Mysore was not the only place in India where innovators were creating physicalised yoga systems from varied Indian and European inputs: In Lonavla, Swami Kuvalayananda established an institution to study the scientific basis of yogic practice. In Bengal, Bishnu Charan Ghosh, the brother of Paramhansa Yogananda. Ghosh ran a body building school which counted among its students Monotosh Roy, the first Indian to win a Mr. Universe title, but also Bikram Choudhury, who later patented under the name Bikram Yoga a system of 26 postures done within rooms heated to 40 degrees Celsius. But it was the Mysore school that produced the most influential synthesis.
The glory days
The glory days of asana-based yoga were still far in the future when royal patronage of Krishnamacharya’s yogashala ceased after independence. He found few takers for his classes, and had to shut the facility and shift to Madras. He continued teaching well into his nineties, but it was his students, promoting modified version of what he had taught them, who made modern yoga the international phenomenon it is. While BKS Iyengar was his brother-in-law, TKV Desikachar his son, and Pattabhi Jois from the same community, Indra Devi was an entirely different commodity. A Latvian named Eugenie Petersen, she had grown fascinated by India after reading Rabindranath Tagore and a yoga instruction manual by Yogi Ramacharaka, who was in fact an American named William Walker Atkinson writing under a pseudonym. She sailed to India, acted in a few films, and gained access to Krishnamacharya through the Maharaja. She went on to establish yoga schools, successively, in Shanghai, Hollywood, Tecate Mexico, and Buenos Aires, and counted Madame Chiang Kai-shek, Marilyn Monroe, and Greta Garbo among her students. Although she didn’t write a book as path-breaking as BKS Iyengar’s Light on Yoga, she opened up a discipline that had been largely restricted to males. It was a leap waiting to be made.

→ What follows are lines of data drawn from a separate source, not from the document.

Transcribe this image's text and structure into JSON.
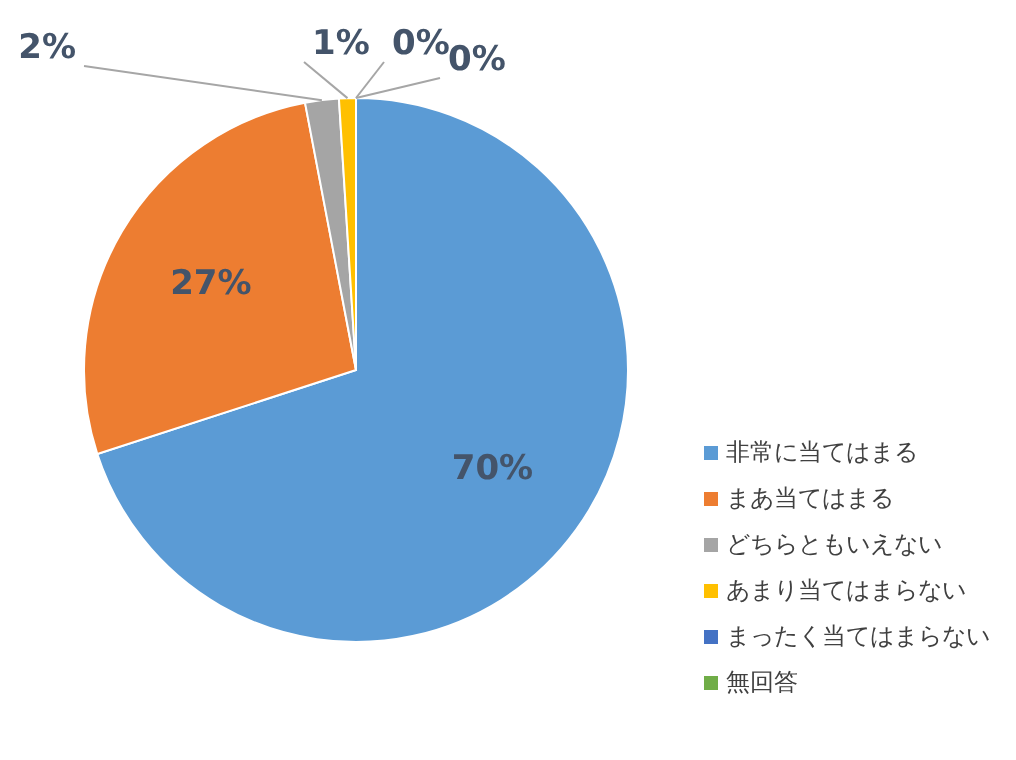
{
  "chart_data": {
    "type": "pie",
    "categories": [
      "非常に当てはまる",
      "まあ当てはまる",
      "どちらともいえない",
      "あまり当てはまらない",
      "まったく当てはまらない",
      "無回答"
    ],
    "values": [
      70,
      27,
      2,
      1,
      0,
      0
    ],
    "value_labels": [
      "70%",
      "27%",
      "2%",
      "1%",
      "0%",
      "0%"
    ],
    "colors": [
      "#5b9bd5",
      "#ed7d31",
      "#a5a5a5",
      "#ffc000",
      "#4472c4",
      "#70ad47"
    ],
    "legend": "right"
  }
}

In the United States and Europe, and to a smaller extent in India, the new yoga was considered an effete alternative to body-building. It was women who were most attracted to modern yoga, and that continues to be the case today. Eighty three percent of the more than 20 million practitioners who make yoga a $30 billion industry in the United States are women. There are no figures available for metropolitan India, but anecdotal evidence suggests the gender ratio is somewhat similar.
Relatively late in his life, Tirumalai Krishnamacharya discovered a text he called the Yoga Korunta (a Tamil pronunciation of Yoga Grantha) in the National Archives. He passed the lessons of this text on to his students K Pattabhi Jois and BKS Iyengar, but the text then disappeared, apparently eaten by ants. Like the Yoga Rahasya he had been given as a teenager, the Yoga Korunta appears to have been a fiction of his imagination, dreamt up to provide a source of traditional authority for his innovations. Jois and Iyengar, like their guru, kept up the fiction of an old, unbroken tradition leading from the Vedas and Patanjali to their own asana-based practice, but the connections are tenuous at best. Modern Yoga is a hybrid concoction belonging firmly to the twentieth century. Unlike the Vaimainika Shastra, though, it is a marvellously innovative synthesis rather than a useless fraud. The man most responsible for it, though, got few material rewards or governmental recognitions in the course of his long life which ended a mere 25 ago.
Since posthumous Bharat Ratnas are in vogue, Tirumalai Krishnamacharya would be my nominee for the gong.